Ils nous ont alors proposés de bosser pour la
collection « Machination ».
L’idée de la collection « Insomnie » n’était
pas encore née. Nous avons alors planché sur
ce polar fantastique…
Et toi Michaël, comment es-tu arrivé à la
bande dessinée ?
Michaël Le Galli : Pour ma part,
je faisais des études
sur la bande dessinée. Je préparais une
thèse d’ethnologie sur les auteurs de
BD. Je me suis positionné en tant que scénariste
pour faire, ce qu’on appelle en ethnologie, de
l’observation participante. Je voulais me mettre
dans la peau d’un scénariste qui prépare
un projet, de son élaboration jusqu’à la
parution de l’album. Dans ce cadre-là,
j’ai rencontré Dieter qui m’a proposé d’aller
bosser chez lui. Dieter m’a ainsi mis le pied à l’étrier.
Je suis allé régulièrement chez
lui pendant un an et demi. Comment s’est déroulé cet écolage
? Il t’a fait faire des exercices…
MLG : Non, heureusement pas (rires),
je ne l’aurais
pas supporté ! A l’époque, je donnais
déjà des cours à la Fac, je n’avais
aucune envie de me retrouver dans la peau d’un élève.
J’arrivais avec mes travaux, ce scénario
qui faisait partie de mon projet de thèse. Il
me faisait remarquer les défauts de mon récit,
dans sa construction, son découpage… Je
revenais le voir après avoir tenté de
régler les problèmes qu’il avait
relevés. Par ce système, j’ai beaucoup
appris sur la construction d’un scénario.

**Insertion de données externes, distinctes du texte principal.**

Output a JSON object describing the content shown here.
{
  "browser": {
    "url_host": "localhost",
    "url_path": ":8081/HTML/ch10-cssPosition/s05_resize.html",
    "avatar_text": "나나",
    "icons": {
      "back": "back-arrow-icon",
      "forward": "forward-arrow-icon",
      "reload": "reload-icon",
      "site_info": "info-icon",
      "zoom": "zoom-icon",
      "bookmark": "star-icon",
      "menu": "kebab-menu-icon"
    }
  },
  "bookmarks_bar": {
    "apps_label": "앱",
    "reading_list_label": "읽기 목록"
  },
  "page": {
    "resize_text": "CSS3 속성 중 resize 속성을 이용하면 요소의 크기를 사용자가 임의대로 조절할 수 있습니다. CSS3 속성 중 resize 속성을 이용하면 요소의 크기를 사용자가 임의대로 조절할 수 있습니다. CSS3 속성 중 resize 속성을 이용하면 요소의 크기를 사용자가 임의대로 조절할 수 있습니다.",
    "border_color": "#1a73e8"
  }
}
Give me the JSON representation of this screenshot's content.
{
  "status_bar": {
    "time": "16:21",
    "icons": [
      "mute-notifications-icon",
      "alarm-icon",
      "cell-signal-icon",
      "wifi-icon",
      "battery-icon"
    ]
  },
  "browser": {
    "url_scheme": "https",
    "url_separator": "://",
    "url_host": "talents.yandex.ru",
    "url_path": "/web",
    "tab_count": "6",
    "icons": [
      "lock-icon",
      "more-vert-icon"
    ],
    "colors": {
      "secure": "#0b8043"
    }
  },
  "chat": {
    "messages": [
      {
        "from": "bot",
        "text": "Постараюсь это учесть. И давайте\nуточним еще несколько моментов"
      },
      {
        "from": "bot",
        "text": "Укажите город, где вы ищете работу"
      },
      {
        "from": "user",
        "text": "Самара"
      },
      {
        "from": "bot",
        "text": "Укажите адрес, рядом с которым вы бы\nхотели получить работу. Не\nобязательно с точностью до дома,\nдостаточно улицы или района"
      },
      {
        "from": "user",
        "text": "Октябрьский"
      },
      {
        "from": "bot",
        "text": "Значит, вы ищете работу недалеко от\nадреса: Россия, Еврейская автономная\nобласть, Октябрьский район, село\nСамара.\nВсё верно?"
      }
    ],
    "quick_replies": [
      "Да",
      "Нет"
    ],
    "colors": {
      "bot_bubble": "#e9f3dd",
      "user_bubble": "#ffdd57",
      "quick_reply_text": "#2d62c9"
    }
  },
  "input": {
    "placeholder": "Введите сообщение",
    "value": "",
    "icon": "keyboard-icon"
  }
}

Il m’a conseillé quelques ouvrages essentiels.
Nous avons surtout beaucoup discuté et échangé.
J’ai aussi étudié ses découpages,
ses synopsis… Ainsi, j’ai peu à peu
mieux appréhendé la spécificité d’un
scénario de bande dessinée. Par la suite,
je me suis installé dans la même ville
que celle où habite David Chauvel. Nous sommes
devenus très amis, et j’ai progressé dans
ma technique narrative grâce à lui. J’ai
eu la chance d’avoir Dieter et David Chauvel
comme parrains. Et j’ai rencontré Emmanuel
grâce à Anne Ploy, une scénariste
que je connaissais également. C’est elle
qui m’a dit que mon projet de polar psychologique
pouvait l’intéresser. C’était
en 1999…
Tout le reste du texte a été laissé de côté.